Challenges that once felt out of reach start to look possible. A 5K seems doable. After that, a 10K doesn’t seem unreasonable. As your capacity increases, your sense of what you can take on moves farther from “normal” and closer to what you want your life to be.
Once you see how reachable uncommon effort really is, the next step is choosing how you want to approach it.
Most people never get far enough from the norm to experience that shift. They stay in the loop of stopping and restarting, always feeling like bigger goals belong to someone else. Uncommon effort breaks that pattern. It gives you options and opportunities you didn’t have before.
Choosing uncommon effort is choosing a bigger life, built through the steady expansion of what you’re able to take on—and what you believe you’re capable of.
“We are what we repeatedly do. Excellence, then, is not an act but a habit.” — Aristotle
Normal isn’t wrong. It just isn’t built for the life most people hope to create. It keeps things comfortable, but it rarely leads to real progress or meaningful change.

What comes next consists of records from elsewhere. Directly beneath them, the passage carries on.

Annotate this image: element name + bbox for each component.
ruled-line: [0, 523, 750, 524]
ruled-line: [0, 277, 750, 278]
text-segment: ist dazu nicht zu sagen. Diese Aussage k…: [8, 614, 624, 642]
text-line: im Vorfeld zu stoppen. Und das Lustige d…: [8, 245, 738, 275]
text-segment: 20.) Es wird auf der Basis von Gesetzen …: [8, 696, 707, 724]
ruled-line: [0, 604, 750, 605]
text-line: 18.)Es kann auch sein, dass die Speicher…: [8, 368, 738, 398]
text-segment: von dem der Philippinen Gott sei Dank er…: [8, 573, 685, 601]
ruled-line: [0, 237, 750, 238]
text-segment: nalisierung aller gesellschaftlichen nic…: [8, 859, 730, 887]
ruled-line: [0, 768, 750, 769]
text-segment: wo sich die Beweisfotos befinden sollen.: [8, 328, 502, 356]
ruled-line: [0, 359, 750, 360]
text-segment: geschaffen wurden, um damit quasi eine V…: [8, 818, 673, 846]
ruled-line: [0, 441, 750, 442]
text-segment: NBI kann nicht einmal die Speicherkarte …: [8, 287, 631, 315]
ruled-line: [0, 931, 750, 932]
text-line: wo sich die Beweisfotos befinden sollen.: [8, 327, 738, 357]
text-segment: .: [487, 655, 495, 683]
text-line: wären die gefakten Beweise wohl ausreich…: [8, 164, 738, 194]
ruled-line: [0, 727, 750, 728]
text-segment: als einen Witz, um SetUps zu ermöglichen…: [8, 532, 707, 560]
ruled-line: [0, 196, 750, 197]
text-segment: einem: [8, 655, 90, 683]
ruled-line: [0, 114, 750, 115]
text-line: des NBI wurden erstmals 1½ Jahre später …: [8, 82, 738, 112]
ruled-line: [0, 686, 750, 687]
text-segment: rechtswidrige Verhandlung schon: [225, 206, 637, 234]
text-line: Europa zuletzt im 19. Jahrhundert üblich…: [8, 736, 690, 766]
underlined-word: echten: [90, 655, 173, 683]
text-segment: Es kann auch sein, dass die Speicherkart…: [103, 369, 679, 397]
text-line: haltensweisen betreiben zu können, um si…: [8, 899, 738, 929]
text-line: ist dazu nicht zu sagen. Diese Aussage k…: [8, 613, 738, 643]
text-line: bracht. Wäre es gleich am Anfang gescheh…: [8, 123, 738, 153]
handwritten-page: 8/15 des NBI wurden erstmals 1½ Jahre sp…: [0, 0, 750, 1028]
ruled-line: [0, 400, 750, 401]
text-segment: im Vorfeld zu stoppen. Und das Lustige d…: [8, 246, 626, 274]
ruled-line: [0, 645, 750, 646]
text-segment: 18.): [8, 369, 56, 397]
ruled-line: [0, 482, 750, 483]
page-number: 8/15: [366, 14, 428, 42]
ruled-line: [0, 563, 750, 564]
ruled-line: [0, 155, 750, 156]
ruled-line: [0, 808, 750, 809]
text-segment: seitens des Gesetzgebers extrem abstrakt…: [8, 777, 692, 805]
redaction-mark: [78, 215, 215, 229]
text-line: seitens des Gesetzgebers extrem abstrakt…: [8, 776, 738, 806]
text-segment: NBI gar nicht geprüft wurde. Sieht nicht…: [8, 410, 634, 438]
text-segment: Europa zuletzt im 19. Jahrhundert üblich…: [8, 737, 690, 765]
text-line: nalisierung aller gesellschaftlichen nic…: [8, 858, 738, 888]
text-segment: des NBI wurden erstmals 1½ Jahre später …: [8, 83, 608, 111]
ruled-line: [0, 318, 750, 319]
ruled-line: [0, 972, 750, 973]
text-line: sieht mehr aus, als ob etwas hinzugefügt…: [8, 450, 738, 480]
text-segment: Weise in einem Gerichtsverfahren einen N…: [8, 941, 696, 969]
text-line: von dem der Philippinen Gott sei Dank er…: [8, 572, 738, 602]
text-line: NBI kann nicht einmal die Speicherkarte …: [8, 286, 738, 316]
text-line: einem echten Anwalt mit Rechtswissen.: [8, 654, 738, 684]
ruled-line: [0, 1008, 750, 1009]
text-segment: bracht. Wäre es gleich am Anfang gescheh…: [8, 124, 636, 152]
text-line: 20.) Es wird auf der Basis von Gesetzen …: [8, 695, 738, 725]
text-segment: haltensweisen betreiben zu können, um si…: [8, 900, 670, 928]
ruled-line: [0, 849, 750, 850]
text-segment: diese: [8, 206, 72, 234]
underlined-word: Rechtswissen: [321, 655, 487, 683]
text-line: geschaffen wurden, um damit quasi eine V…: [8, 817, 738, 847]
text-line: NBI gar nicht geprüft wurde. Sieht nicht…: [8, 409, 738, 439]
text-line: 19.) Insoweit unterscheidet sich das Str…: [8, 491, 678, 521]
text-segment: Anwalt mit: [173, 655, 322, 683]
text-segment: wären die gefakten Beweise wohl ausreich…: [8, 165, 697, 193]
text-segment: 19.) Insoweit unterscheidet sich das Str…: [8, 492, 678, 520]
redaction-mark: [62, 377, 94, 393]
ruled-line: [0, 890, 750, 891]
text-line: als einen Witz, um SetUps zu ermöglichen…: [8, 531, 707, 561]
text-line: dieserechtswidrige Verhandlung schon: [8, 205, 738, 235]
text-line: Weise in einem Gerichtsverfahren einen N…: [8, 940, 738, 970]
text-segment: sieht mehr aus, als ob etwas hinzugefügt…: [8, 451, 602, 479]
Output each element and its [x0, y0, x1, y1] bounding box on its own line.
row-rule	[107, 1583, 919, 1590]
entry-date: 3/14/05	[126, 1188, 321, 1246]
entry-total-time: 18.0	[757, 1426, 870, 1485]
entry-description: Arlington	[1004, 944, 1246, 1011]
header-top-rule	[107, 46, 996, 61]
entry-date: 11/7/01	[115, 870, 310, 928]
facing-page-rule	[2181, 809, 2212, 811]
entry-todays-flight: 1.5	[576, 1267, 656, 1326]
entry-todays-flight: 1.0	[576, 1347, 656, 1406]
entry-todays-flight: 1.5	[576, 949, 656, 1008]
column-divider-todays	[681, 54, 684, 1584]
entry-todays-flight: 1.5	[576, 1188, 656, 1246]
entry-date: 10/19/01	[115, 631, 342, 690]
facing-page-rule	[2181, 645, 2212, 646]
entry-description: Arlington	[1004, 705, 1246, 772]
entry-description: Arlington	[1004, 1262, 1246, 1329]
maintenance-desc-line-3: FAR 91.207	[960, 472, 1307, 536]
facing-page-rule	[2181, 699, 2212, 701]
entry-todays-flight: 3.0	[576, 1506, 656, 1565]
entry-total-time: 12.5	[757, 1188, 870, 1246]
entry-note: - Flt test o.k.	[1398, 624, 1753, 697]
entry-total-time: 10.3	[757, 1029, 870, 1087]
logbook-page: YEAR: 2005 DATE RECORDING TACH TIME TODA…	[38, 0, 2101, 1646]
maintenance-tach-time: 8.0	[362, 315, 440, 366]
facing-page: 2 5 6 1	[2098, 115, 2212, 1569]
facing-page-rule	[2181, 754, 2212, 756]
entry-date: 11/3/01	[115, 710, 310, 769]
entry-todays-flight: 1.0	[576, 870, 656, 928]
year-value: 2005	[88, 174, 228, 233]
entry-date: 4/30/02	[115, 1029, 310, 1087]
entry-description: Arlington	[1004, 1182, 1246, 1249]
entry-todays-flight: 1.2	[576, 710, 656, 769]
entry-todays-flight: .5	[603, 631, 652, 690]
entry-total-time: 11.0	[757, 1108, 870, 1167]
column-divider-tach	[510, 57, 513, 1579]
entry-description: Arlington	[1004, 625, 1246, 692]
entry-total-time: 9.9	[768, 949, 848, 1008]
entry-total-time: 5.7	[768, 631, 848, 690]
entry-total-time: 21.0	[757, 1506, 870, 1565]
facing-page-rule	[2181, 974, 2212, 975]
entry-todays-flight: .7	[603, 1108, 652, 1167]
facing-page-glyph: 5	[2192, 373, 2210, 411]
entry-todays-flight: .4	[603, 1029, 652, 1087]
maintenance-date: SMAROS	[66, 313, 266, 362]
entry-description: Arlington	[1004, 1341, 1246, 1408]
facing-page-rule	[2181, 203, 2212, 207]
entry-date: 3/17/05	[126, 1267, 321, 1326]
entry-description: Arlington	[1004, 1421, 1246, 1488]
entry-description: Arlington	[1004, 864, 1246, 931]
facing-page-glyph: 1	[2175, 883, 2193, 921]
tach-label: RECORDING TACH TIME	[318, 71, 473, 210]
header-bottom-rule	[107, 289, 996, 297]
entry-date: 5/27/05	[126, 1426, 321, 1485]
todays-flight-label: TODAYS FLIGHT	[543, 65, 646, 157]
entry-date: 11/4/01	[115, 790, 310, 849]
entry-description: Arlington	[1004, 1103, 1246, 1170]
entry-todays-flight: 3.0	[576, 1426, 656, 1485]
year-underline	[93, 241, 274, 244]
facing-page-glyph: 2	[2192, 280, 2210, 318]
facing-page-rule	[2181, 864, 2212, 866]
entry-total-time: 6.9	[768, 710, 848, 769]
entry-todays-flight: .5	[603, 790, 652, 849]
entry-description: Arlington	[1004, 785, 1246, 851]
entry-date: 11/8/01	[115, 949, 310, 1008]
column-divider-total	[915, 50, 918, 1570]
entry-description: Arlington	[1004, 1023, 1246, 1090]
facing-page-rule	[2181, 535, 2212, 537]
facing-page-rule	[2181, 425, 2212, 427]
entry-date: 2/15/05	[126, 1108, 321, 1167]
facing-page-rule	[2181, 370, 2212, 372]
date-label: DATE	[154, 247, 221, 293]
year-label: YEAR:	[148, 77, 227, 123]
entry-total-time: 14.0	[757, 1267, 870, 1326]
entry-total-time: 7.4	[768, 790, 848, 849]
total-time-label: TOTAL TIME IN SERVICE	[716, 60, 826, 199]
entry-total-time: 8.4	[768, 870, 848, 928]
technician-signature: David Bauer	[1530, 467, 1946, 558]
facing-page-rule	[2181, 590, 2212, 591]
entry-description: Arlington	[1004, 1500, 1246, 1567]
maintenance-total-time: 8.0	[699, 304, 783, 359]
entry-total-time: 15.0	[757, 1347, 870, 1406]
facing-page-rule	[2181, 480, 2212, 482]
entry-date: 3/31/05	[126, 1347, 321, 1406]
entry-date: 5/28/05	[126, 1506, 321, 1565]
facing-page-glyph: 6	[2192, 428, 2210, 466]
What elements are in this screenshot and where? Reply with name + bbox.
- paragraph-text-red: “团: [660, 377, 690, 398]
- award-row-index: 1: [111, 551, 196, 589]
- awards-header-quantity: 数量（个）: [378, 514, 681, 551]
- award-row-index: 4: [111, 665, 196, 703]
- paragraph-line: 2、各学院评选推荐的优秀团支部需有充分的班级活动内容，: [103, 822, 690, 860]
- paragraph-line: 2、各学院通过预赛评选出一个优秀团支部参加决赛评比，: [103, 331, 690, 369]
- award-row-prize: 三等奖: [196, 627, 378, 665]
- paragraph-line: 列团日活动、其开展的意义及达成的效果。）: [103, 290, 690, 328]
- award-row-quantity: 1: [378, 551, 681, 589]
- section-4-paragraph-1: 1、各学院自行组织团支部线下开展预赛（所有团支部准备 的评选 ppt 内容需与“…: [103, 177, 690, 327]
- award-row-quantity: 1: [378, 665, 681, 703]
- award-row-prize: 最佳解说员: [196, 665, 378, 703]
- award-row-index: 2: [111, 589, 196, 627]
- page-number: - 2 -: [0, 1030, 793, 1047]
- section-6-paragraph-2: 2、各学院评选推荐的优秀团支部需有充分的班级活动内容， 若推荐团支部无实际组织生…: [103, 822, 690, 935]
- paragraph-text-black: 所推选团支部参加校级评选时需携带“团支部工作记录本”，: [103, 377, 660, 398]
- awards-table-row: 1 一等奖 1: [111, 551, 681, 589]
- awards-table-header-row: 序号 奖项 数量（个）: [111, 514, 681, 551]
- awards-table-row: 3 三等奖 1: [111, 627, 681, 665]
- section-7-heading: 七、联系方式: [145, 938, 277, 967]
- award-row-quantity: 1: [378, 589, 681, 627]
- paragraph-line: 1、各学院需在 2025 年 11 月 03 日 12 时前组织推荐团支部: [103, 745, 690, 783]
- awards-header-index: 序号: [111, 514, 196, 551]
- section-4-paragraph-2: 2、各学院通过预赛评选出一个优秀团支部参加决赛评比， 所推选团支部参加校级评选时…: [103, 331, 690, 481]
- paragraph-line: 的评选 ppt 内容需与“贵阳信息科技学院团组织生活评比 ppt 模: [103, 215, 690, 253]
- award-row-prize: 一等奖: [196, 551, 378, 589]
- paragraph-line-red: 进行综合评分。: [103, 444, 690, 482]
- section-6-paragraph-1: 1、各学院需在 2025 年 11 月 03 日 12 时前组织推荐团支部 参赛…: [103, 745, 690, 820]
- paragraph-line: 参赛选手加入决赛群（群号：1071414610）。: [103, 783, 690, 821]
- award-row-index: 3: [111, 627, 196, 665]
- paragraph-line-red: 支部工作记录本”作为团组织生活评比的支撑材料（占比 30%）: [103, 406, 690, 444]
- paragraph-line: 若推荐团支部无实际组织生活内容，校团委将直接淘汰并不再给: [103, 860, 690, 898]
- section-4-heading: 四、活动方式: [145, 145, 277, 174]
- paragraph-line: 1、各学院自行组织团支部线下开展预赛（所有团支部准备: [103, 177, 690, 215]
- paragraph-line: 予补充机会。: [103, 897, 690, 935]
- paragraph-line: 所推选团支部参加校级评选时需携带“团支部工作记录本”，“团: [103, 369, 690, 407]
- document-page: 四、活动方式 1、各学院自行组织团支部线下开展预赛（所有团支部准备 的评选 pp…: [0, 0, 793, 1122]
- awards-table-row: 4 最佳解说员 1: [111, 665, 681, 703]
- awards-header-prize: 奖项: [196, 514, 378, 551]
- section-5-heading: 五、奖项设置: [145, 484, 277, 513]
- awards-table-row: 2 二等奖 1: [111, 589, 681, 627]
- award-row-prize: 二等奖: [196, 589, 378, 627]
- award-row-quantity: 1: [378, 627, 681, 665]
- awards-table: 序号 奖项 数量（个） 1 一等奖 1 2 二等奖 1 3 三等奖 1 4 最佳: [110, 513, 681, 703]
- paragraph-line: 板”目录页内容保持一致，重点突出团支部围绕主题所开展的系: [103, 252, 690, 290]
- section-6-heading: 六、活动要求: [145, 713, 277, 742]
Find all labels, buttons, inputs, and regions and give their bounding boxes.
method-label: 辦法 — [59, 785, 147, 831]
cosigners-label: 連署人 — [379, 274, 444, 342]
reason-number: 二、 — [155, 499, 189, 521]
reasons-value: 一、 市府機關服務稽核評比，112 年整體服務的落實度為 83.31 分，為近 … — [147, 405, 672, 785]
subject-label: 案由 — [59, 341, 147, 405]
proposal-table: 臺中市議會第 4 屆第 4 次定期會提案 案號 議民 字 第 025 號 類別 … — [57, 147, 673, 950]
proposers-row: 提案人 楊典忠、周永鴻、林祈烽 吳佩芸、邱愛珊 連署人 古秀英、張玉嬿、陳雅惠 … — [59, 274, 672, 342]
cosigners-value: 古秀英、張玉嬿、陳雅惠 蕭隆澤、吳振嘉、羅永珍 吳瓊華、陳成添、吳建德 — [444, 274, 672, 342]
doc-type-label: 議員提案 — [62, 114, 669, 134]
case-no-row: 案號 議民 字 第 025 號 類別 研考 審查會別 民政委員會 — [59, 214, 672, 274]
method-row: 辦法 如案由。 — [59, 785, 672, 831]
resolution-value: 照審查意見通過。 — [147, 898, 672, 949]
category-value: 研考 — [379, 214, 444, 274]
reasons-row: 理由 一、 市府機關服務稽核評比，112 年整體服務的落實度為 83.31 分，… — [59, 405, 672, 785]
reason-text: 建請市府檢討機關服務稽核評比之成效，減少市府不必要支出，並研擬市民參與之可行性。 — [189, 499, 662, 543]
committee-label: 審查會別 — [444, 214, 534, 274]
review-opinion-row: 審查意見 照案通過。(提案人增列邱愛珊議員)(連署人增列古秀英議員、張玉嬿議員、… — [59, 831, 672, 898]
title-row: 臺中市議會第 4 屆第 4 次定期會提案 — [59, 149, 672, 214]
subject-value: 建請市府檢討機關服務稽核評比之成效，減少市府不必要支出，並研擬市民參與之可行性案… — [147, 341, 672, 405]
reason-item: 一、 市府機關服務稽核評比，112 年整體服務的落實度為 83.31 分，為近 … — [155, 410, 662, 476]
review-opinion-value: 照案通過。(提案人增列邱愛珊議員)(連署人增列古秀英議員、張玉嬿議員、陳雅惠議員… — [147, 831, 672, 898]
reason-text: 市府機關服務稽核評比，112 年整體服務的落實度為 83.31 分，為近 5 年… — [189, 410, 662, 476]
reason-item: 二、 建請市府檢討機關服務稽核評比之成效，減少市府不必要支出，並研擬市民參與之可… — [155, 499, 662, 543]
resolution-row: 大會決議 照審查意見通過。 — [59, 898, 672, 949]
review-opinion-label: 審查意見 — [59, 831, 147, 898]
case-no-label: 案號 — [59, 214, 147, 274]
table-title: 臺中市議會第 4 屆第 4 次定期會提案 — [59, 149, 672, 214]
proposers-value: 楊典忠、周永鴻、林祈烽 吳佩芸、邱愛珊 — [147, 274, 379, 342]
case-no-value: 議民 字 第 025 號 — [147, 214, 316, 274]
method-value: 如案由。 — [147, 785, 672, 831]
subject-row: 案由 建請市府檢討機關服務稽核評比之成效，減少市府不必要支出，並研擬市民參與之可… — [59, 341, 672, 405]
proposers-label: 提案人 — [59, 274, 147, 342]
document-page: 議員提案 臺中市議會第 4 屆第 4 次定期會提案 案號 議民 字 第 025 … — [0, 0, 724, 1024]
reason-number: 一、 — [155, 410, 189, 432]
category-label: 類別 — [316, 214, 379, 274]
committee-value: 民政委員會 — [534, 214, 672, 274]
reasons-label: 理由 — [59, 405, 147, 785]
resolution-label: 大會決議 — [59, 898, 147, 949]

Uncommon effort works differently. It gives your life room to grow. It opens doors you don’t see when you’re operating at the baseline.
And the shift starts with small decisions—moving a little more, training with intention, choosing to be a little different even when it’s not convenient. Over time, those decisions reshape what you believe you can handle.
Keep going long enough, and uncommon stops feeling out of reach and becomes the way you move through your life.
What uncommon life are you moving toward?